Оторванный от семьи ссылкой, понимающий, что и после ее окончания он только наскоками, наездами сможет бывать дома, уверенный, что ему уготовлены новые тюрьмы, новые ссылки, он не мог позволить себе в редкие часы встреч с дочерьми то, что так естественно для большинства людей.
А ведь Иосиф Федорович к тому же был необыкновенно мягкий человек, любящий отец. И семья была для него не только отдушиной. Это был целый мир, в котором он делал все новые и новые открытия. Это был источник, из которого он черпал силы даже в самые жуткие моменты, когда, казалось, уже все кончено и он не может бороться.
Наступил 1903 год.
Уехала Книпович. И все заботы по сколачиванию и руководству Астраханского комитета РСДРП легли на плечи Дубровинского. Еще перед отъездом Книпович известила Надежду Константиновну Крупскую о том, что оставляет вполне надежного преемника. И транспорт «Искры» и работа социал-демократической организации под хорошим присмотром.
Но не только Книпович «присмотрелась» к Дубровинскому. Его приметили и жандармы.
Еще осенью 1902 года начальник Астраханского жандармского управления с тревогой извещал департамент полиции, что наплыв поднадзорных в город Астрахань нарушил привычное спокойное состояние умов населения губернии.
«…Негласным наблюдением со стороны чинов вверенного мне управления установлено существование в г. Астрахани какого-то антиправительственного кружка… в нем принимают участие поднадзорные Владимир Евреинов, жена его Екатерина Степановна, Антон Кокорин, Иосиф Дубровинский, Сергей Вржосек, Александр Козлов, Матвей Семенов, Николай Замараев…
В заключение долгом почитаю доложить, что истекший год изобиловал присылкой из-за границы и некоторых местностей России на имя различных учреждений и отдельных лиц нелегальных и революционных изданий».

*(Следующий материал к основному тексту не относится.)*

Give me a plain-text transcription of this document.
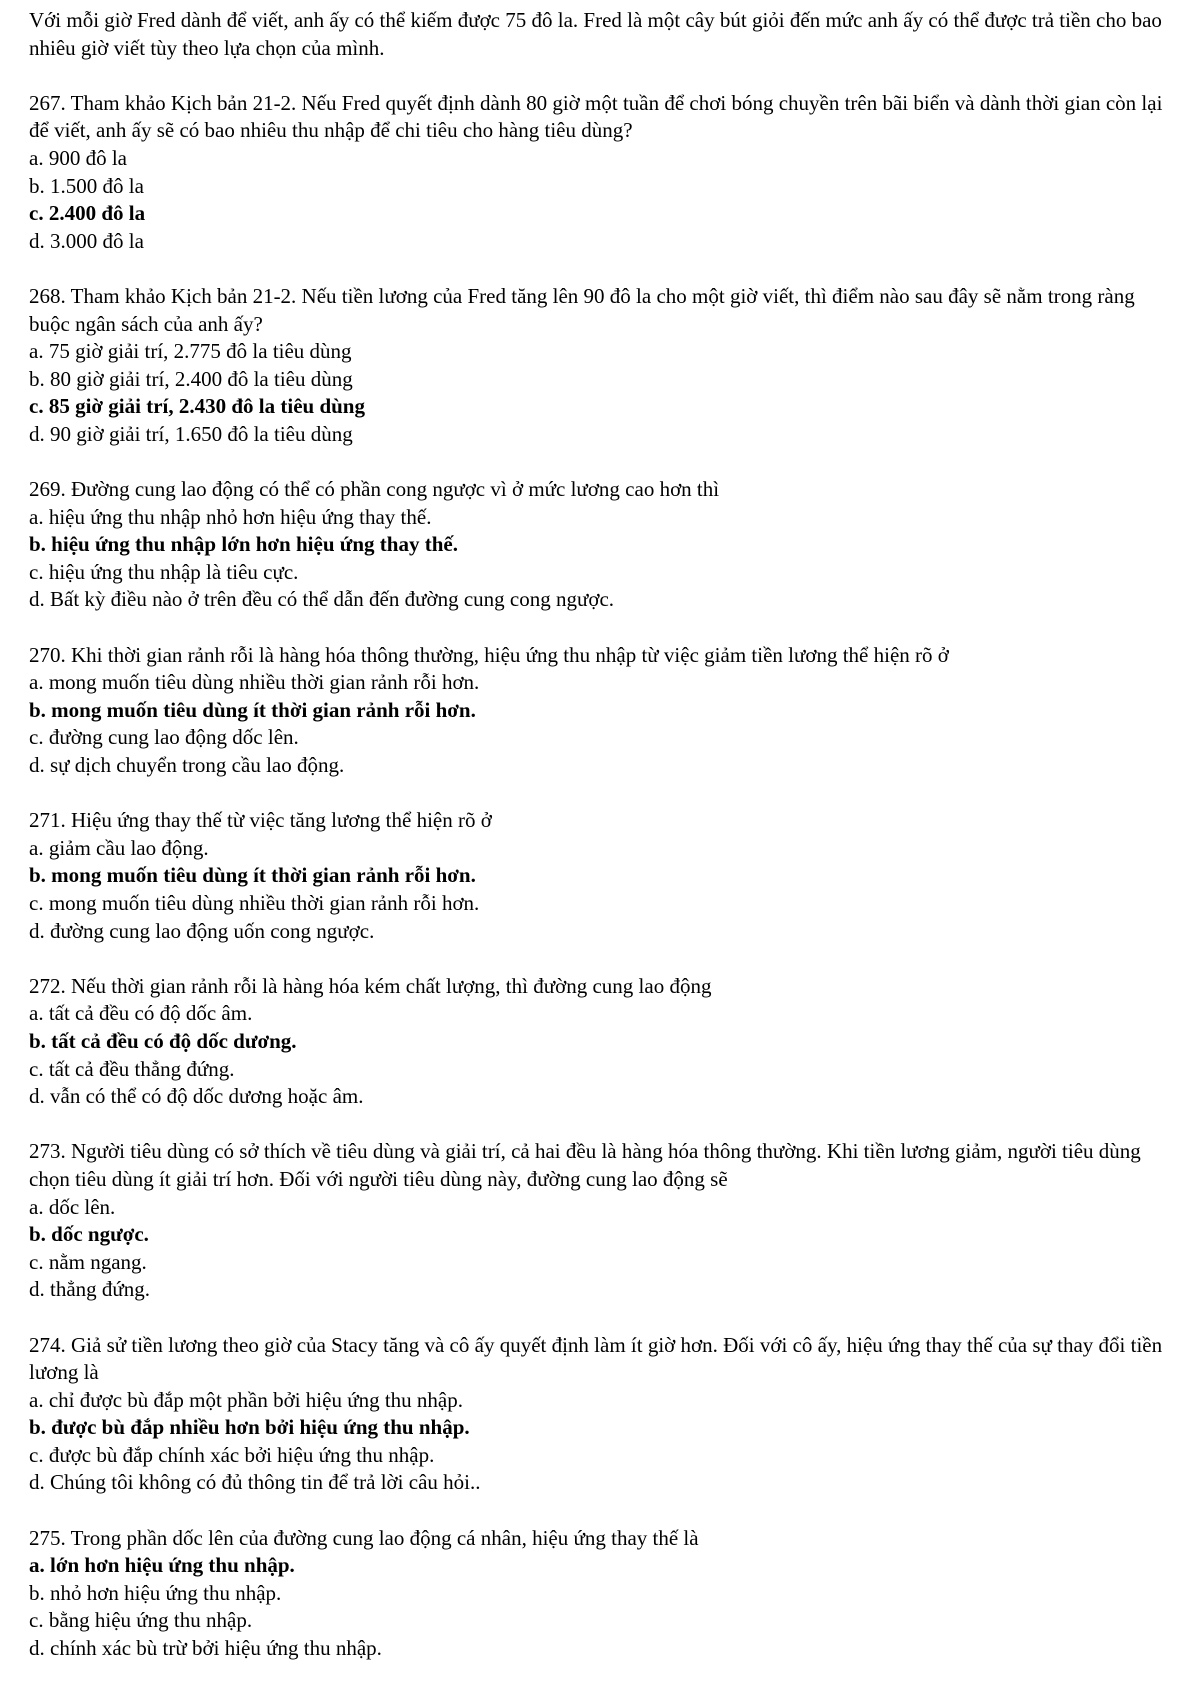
Với mỗi giờ Fred dành để viết, anh ấy có thể kiếm được 75 đô la. Fred là một cây bút giỏi đến mức anh ấy có thể được trả tiền cho bao nhiêu giờ viết tùy theo lựa chọn của mình.

267. Tham khảo Kịch bản 21-2. Nếu Fred quyết định dành 80 giờ một tuần để chơi bóng chuyền trên bãi biển và dành thời gian còn lại để viết, anh ấy sẽ có bao nhiêu thu nhập để chi tiêu cho hàng tiêu dùng?

a. 900 đô la
b. 1.500 đô la
c. 2.400 đô la
d. 3.000 đô la

268. Tham khảo Kịch bản 21-2. Nếu tiền lương của Fred tăng lên 90 đô la cho một giờ viết, thì điểm nào sau đây sẽ nằm trong ràng buộc ngân sách của anh ấy?

a. 75 giờ giải trí, 2.775 đô la tiêu dùng
b. 80 giờ giải trí, 2.400 đô la tiêu dùng
c. 85 giờ giải trí, 2.430 đô la tiêu dùng
d. 90 giờ giải trí, 1.650 đô la tiêu dùng

269. Đường cung lao động có thể có phần cong ngược vì ở mức lương cao hơn thì

a. hiệu ứng thu nhập nhỏ hơn hiệu ứng thay thế.
b. hiệu ứng thu nhập lớn hơn hiệu ứng thay thế.
c. hiệu ứng thu nhập là tiêu cực.
d. Bất kỳ điều nào ở trên đều có thể dẫn đến đường cung cong ngược.

270. Khi thời gian rảnh rỗi là hàng hóa thông thường, hiệu ứng thu nhập từ việc giảm tiền lương thể hiện rõ ở

a. mong muốn tiêu dùng nhiều thời gian rảnh rỗi hơn.
b. mong muốn tiêu dùng ít thời gian rảnh rỗi hơn.
c. đường cung lao động dốc lên.
d. sự dịch chuyển trong cầu lao động.

271. Hiệu ứng thay thế từ việc tăng lương thể hiện rõ ở

a. giảm cầu lao động.
b. mong muốn tiêu dùng ít thời gian rảnh rỗi hơn.
c. mong muốn tiêu dùng nhiều thời gian rảnh rỗi hơn.
d. đường cung lao động uốn cong ngược.

272. Nếu thời gian rảnh rỗi là hàng hóa kém chất lượng, thì đường cung lao động

a. tất cả đều có độ dốc âm.
b. tất cả đều có độ dốc dương.
c. tất cả đều thẳng đứng.
d. vẫn có thể có độ dốc dương hoặc âm.

273. Người tiêu dùng có sở thích về tiêu dùng và giải trí, cả hai đều là hàng hóa thông thường. Khi tiền lương giảm, người tiêu dùng chọn tiêu dùng ít giải trí hơn. Đối với người tiêu dùng này, đường cung lao động sẽ

a. dốc lên.
b. dốc ngược.
c. nằm ngang.
d. thẳng đứng.

274. Giả sử tiền lương theo giờ của Stacy tăng và cô ấy quyết định làm ít giờ hơn. Đối với cô ấy, hiệu ứng thay thế của sự thay đổi tiền lương là

a. chỉ được bù đắp một phần bởi hiệu ứng thu nhập.
b. được bù đắp nhiều hơn bởi hiệu ứng thu nhập.
c. được bù đắp chính xác bởi hiệu ứng thu nhập.
d. Chúng tôi không có đủ thông tin để trả lời câu hỏi..

275. Trong phần dốc lên của đường cung lao động cá nhân, hiệu ứng thay thế là

a. lớn hơn hiệu ứng thu nhập.
b. nhỏ hơn hiệu ứng thu nhập.
c. bằng hiệu ứng thu nhập.
d. chính xác bù trừ bởi hiệu ứng thu nhập.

Жандарм не очень ошибался в оценке деятельности «кружка». Но он не предвидел, что этот «кружок» уже готов конституироваться как Астраханский комитет РСДРП.

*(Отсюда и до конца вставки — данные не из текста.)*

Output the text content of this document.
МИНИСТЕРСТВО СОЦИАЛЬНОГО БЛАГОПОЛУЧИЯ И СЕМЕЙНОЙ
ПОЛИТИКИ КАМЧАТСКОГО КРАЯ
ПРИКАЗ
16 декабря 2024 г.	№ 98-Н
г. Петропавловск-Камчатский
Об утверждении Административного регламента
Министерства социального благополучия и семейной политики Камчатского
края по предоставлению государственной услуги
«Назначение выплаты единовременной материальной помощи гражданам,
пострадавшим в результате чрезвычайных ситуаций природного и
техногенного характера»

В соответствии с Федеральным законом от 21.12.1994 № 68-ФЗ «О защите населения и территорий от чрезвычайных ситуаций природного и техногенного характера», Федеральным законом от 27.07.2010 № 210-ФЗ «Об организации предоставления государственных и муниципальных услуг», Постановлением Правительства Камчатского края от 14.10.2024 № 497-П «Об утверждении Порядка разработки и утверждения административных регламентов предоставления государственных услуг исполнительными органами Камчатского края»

Уже в феврале 1903 года Дубровинский извещал редакцию «Искры» о положении дел в Астрахани не от имени «кружка», а от имени комитета.
«Астраханский комитет вынес решение о регулярном отчислении из своих доходов и скоро будет проводить его в жизнь. Настроение очень благоприятное для „Искры“, но необходимо наладить доставку».
Иосиф Федорович Дубровинский, как руководитель комитета, считал своим долгом регулярно информировать редакцию о всех начинаниях возникшей организации, ее платформе в связи с предполагаемым созывом II съезда РСДРП.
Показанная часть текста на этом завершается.